Alberto, the coach, reminds me of Al, the athlete: dogged, determined, ultra-focused, and ready to go to the wall to win.
“Biomechanics is the most important thing,” he concluded. “We have facilities that allow us to measure an athlete’s ground contact time, power off each foot, stride length. With that data we can help our physios and orthopedists correct any imbalances. I’ve seen an athlete with a 6% power difference from one side to the next pare that down to 1% over a six week period. You get people symmetrical, and it’s like a well-oiled machine. And Galen is completely symmetrical, to 1/10,000th from one side to the next.”
Rupp is well-oiled at the moment, of that there is no doubt. His 3:50 indoor mile last weekend was proof enough. Saturday night at the Reggie he will take on the Olympic silver medal over 5000 meters Dejen Gebremeskel. Galen finished seventh at the London Olympic 5000. So will he run proactively or reactively?
“Little of both, I guess,” said Galen. “You definitely have to be aware of what he’s doing and where he is. That shouldn’t be too hard after 2k or so (when they’ll likely be alone, perhaps with Hagos Gebrhiwet, also of Ethiopia, a lurking danger as he was ranked #6 in the world over 5000 last year). But you can’t get caught up in others. You just have to do what’s your best chance to win.”
And make no mistake, winning is now the goal for Galen Rupp.

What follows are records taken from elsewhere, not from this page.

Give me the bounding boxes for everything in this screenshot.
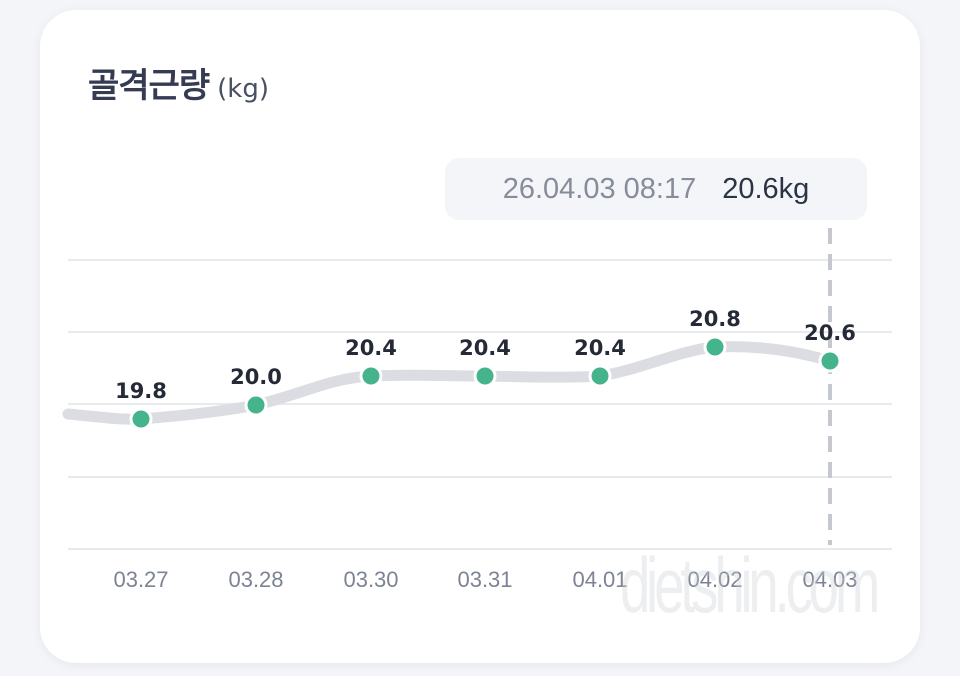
title-text: 골격근량: [88, 66, 210, 106]
value-label: 20.4: [345, 336, 397, 360]
tooltip-value: 20.6kg: [722, 172, 810, 205]
x-tick-label: 03.27: [113, 567, 168, 592]
skeletal-muscle-card: [40, 10, 920, 663]
x-axis-labels: 03.27 03.28 03.30 03.31 04.01 04.02 04.0…: [113, 567, 857, 592]
value-label: 20.8: [689, 307, 741, 331]
data-point[interactable]: [244, 393, 268, 417]
value-label: 20.0: [230, 365, 282, 389]
data-point[interactable]: [703, 335, 727, 359]
data-points: [129, 335, 842, 431]
card-title: 골격근량 (kg): [88, 58, 269, 107]
value-labels: 19.8 20.0 20.4 20.4 20.4 20.8 20.6: [115, 307, 856, 403]
x-tick-label: 03.30: [343, 567, 398, 592]
tooltip-datetime: 26.04.03 08:17: [502, 172, 697, 205]
x-tick-label: 04.01: [572, 567, 627, 592]
data-point[interactable]: [473, 364, 497, 388]
watermark: dietshin.com: [620, 541, 880, 629]
title-unit: (kg): [217, 74, 269, 104]
gridlines: [68, 259, 892, 550]
value-label: 20.4: [574, 336, 626, 360]
value-label: 20.6: [804, 321, 856, 345]
data-point-selected[interactable]: [818, 349, 842, 373]
x-tick-label: 03.28: [228, 567, 283, 592]
x-tick-label: 03.31: [457, 567, 512, 592]
selected-point-tooltip: 26.04.03 08:17 20.6kg: [445, 158, 867, 220]
data-point[interactable]: [129, 407, 153, 431]
x-tick-label: 04.02: [687, 567, 742, 592]
value-label: 19.8: [115, 379, 167, 403]
x-tick-label: 04.03: [802, 567, 857, 592]
data-point[interactable]: [588, 364, 612, 388]
data-point[interactable]: [359, 364, 383, 388]
value-label: 20.4: [459, 336, 511, 360]
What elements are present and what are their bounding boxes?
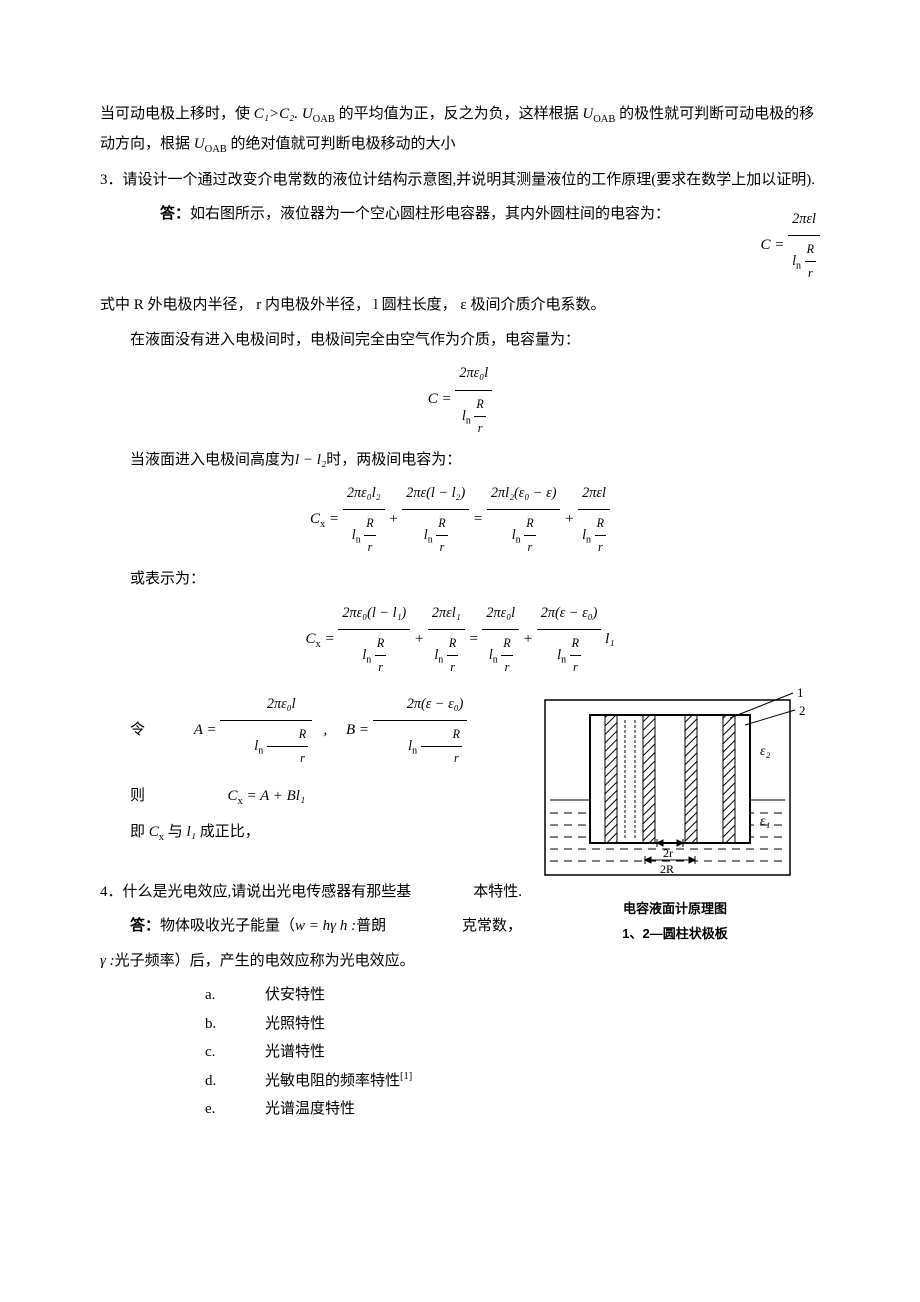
line-air: 在液面没有进入电极间时，电极间完全由空气作为介质，电容量为：: [100, 326, 820, 355]
figure-capacitor: 1 2 ε₂ ε₁ 2r 2R 电容液面计原理图 1、2—圆柱状极板: [530, 685, 820, 945]
line-l2: 当液面进入电极间高度为l − l₂时，两极间电容为：: [100, 446, 820, 475]
answer4-line2: γ :光子频率）后，产生的电效应称为光电效应。: [100, 947, 820, 976]
text: 当可动电极上移时，使: [100, 106, 254, 122]
u3: UOAB: [194, 136, 227, 152]
fig-eps1: ε₁: [760, 814, 770, 829]
fig-eps2: ε₂: [760, 744, 771, 759]
list-item: b.光照特性: [205, 1010, 820, 1039]
feature-list: a.伏安特性 b.光照特性 c.光谱特性 d.光敏电阻的频率特性[1] e.光谱…: [205, 981, 820, 1124]
list-item: a.伏安特性: [205, 981, 820, 1010]
line-R: 式中 R 外电极内半径， r 内电极外半径， l 圆柱长度， ε 极间介质介电系…: [100, 291, 820, 320]
formula-cx1: Cx = 2πε₀l₂ln Rr + 2πε(l − l₂)ln Rr = 2π…: [100, 480, 820, 559]
fig-2r: 2r: [663, 846, 673, 860]
figure-caption1: 电容液面计原理图: [530, 899, 820, 920]
or-line: 或表示为：: [100, 565, 820, 594]
formula-C-right: C = 2πεl ln Rr: [760, 206, 820, 285]
list-item: e.光谱温度特性: [205, 1095, 820, 1124]
t2: 的平均值为正，反之为负，这样根据: [335, 106, 583, 122]
list-item: c.光谱特性: [205, 1038, 820, 1067]
answer3-line1: 答：如右图所示，液位器为一个空心圆柱形电容器，其内外圆柱间的电容为：: [100, 200, 820, 229]
fig-label-2: 2: [799, 703, 806, 718]
list-item: d.光敏电阻的频率特性[1]: [205, 1067, 820, 1096]
formula-c0: C = 2πε₀l ln Rr: [100, 360, 820, 439]
formula-cx2: Cx = 2πε₀(l − l₁)ln Rr + 2πεl₁ln Rr = 2π…: [100, 600, 820, 679]
answer-label: 答：: [160, 206, 190, 222]
question3: 3．请设计一个通过改变介电常数的液位计结构示意图,并说明其测量液位的工作原理(要…: [100, 166, 820, 195]
capacitor-diagram-svg: 1 2 ε₂ ε₁ 2r 2R: [535, 685, 815, 885]
answer-label-4: 答：: [130, 918, 160, 934]
t4: 的绝对值就可判断电极移动的大小: [227, 136, 456, 152]
u1: UOAB: [302, 106, 335, 122]
para1: 当可动电极上移时，使 C₁>C₂. UOAB 的平均值为正，反之为负，这样根据 …: [100, 100, 820, 160]
answer3-block: C = 2πεl ln Rr 答：如右图所示，液位器为一个空心圆柱形电容器，其内…: [100, 200, 820, 291]
figure-caption2: 1、2—圆柱状极板: [530, 924, 820, 945]
fig-2R: 2R: [660, 862, 674, 876]
u2: UOAB: [582, 106, 615, 122]
cc: C₁>C₂.: [254, 106, 302, 122]
fig-label-1: 1: [797, 685, 804, 700]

“He definitely wants to duplicate or improve on last year,” Salazar summed up. “He didn’t win a lot of races last year. He medaled, but not gold. He wants faster times, to win more, and lose to fewer people. He’d like to medal again (at Moscow World Championships), preferably the gold. It’s a natural progression, and one the stepping stones is getting faster in the shorter races.”
His first major stepping stone of the year will be laid out tomorrow at the Reggie Lewis Center. Last year Galen ran the mile at the NBIGP, leading through much of the second half before getting outkicked and finishing third in 3:57.10. Third place tomorrow night would have to be considered a disappointment.
“We want to win,” Galen said polishing off his ham sandwich. “We are determined to win, and believe in the system we’re in that we can win, and should win.”
Sounds like the Salazar of old. Before the 1981 New York City Marathon Alberto said, “I have no particular strategy. My strategy is to run 2:08 (world record) and to win.” He arrived in Central Park in 2:08:13.
Remember, as Mohammed Ali once said, “It ain’t braggin’ if it’s true”.